I recon Aus. doesnt get alot of violent demonstrations.   Can you imaging the Canadian Finance Minister asking anti-globalization protesters to behave during a summit so people dont think badly of Canada.  Maybe he should have, the Surete du Quebec could have saved thousands in tear gas and rubber bullets at Quebec City G8 Summit.  

Ya right.

Come On Aussie, Come On       Dont sweat it ... we still love you up here in the Great White North


----------



## 1feral1 (18 Oct 2007)

rregtc-etf said:
			
		

> I saw NSW police chief saying this type of stunt is, NOT FUNNY, sorry but it is funny the way the news media reported it.  It seems to me that the police chief was responding to media questions about the incident.  It is hard to say how much of a security threat it really was, but the world media played it for all its worth.  There were a few red faces for Victoria Police during 2006 Melbourne G8 Finance Ministers meetings when anti globalization demonstrators managed to crash through the police lines knocking down several Victorian police officers
> 
> I recon Aus. doesnt get alot of violent demonstrations.   Can you imaging the Canadian Finance Minister asking anti-globalization protesters to behave during a summit so people dont think badly of Canada.  Maybe he should have, the Surete du Quebec could have saved thousands in tear gas and rubber bullets at Quebec City G8 Summit.
> 
> ...



Know your RECENT Aussie history before opening your mouth.

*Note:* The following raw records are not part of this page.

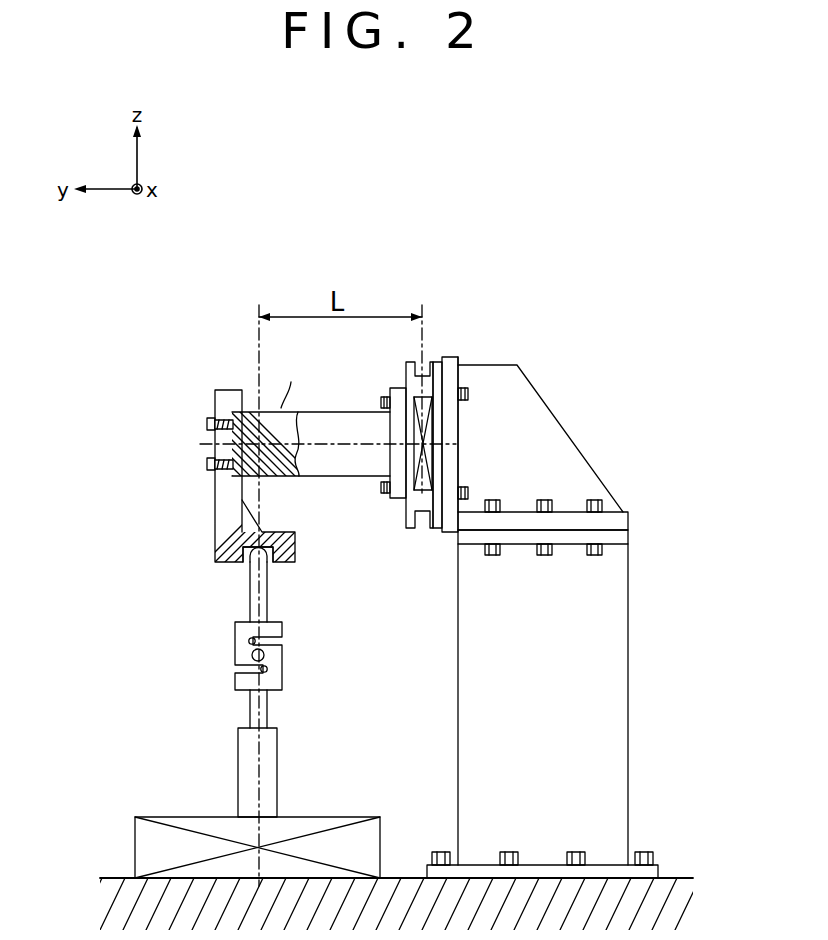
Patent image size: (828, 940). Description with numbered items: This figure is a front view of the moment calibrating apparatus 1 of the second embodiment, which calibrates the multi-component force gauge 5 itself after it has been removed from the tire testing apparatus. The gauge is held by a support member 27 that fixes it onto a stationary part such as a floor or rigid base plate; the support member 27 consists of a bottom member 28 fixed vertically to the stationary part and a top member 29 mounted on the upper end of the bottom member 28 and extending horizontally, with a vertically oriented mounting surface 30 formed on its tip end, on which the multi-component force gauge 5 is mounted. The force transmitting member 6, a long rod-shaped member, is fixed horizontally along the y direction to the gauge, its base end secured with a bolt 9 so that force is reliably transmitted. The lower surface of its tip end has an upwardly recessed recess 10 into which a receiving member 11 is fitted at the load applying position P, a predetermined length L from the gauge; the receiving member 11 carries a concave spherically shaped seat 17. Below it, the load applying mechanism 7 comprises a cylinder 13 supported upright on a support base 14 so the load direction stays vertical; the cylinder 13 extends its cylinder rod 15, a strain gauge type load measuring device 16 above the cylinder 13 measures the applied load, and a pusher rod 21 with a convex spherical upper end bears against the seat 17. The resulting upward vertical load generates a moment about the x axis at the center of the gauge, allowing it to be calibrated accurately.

The moment calibrating apparatus 1 is at (576, 325).
The multi-component force gauge 5 is at (405, 380).
The force transmitting member 6 is at (322, 471).
The load applying mechanism 7 is at (115, 569).
The bolt 9 is at (384, 496).
The recess 10 is at (232, 553).
The receiving member 11 is at (292, 556).
The cylinder 13 is at (273, 766).
The support base 14 is at (142, 855).
The cylinder rod 15 is at (267, 708).
The load measuring device 16 is at (242, 651).
The spherically shaped seat 17 is at (250, 568).
The pusher rod 21 is at (267, 603).
The support member 27 is at (585, 617).
The bottom member 28 is at (698, 502).
The top member 29 is at (606, 497).
The mounting surface 30 is at (439, 385).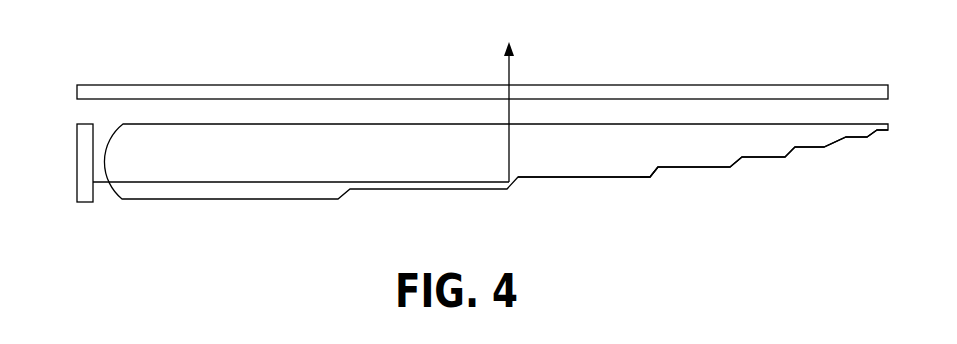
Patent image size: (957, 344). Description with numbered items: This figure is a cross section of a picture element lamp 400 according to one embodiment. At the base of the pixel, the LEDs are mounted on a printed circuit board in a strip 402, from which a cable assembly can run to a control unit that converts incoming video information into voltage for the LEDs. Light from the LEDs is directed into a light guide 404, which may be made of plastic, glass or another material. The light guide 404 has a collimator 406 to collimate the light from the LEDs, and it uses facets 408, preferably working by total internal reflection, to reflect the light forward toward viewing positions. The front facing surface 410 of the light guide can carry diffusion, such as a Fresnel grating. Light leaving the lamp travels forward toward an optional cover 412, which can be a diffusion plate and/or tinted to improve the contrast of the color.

The backlight assembly 400 is at (160, 52).
The strip 402 is at (77, 166).
The light guide 404 is at (692, 170).
The collimator 406 is at (113, 186).
The facets 408 is at (655, 173).
The front facing surface 410 is at (885, 121).
The cover 412 is at (822, 84).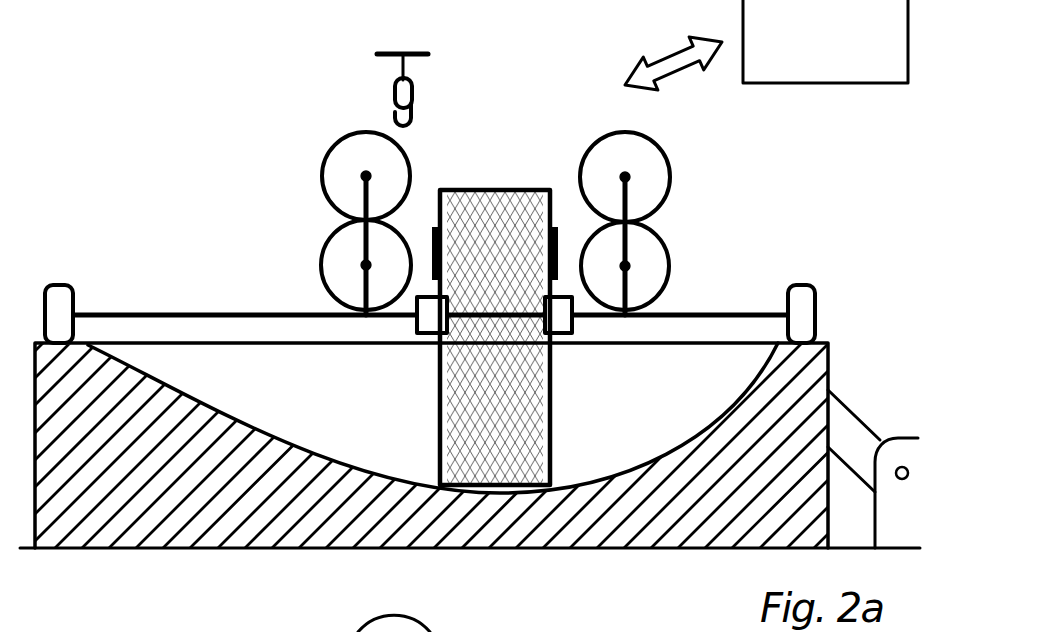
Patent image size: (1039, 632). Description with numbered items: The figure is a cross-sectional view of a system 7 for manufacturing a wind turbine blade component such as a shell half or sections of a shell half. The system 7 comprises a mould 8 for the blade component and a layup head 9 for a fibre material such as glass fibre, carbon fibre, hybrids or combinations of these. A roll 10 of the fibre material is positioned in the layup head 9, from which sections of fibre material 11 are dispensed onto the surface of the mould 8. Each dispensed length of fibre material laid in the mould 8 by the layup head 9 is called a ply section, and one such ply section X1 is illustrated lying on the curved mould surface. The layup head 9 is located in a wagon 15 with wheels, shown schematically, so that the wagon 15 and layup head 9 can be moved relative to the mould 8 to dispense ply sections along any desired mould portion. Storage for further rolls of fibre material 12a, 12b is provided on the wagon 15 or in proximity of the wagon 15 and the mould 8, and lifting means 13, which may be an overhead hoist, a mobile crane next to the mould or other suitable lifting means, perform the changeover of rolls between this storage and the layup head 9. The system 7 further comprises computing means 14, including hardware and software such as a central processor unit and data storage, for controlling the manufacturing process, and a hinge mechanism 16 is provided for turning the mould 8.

The system for manufacturing a wind turbine blade component 7 is at (131, 228).
The mould 8 is at (713, 433).
The ply section X1 is at (675, 462).
The layup head 9 is at (428, 346).
The roll of fibre material 10 is at (541, 190).
The fibre material 11 is at (549, 378).
The stored roll of fibre material 12a is at (331, 218).
The stored roll of fibre material 12b is at (662, 237).
The lifting means 13 is at (395, 86).
The computing means 14 is at (878, 84).
The wagon 15 is at (815, 296).
The hinge mechanism 16 is at (898, 437).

Google redfern riots, cronulla riots, or  macquarie fields riots. Those are three recent ones, and very violent. All spawned by ethinc hatred, aboriginal drunkeness, and unemployed trailer trash phuckwhits attacking police.

These Chaser clowns did another stunt this week, singing a song about dead Aussie icons. Very rude and just plain stupid. Google that too. They are a pack of dope smoking idiots who are of that Jackass mentality, and deserve everything they have coming.

I got no time for them.


Wes


----------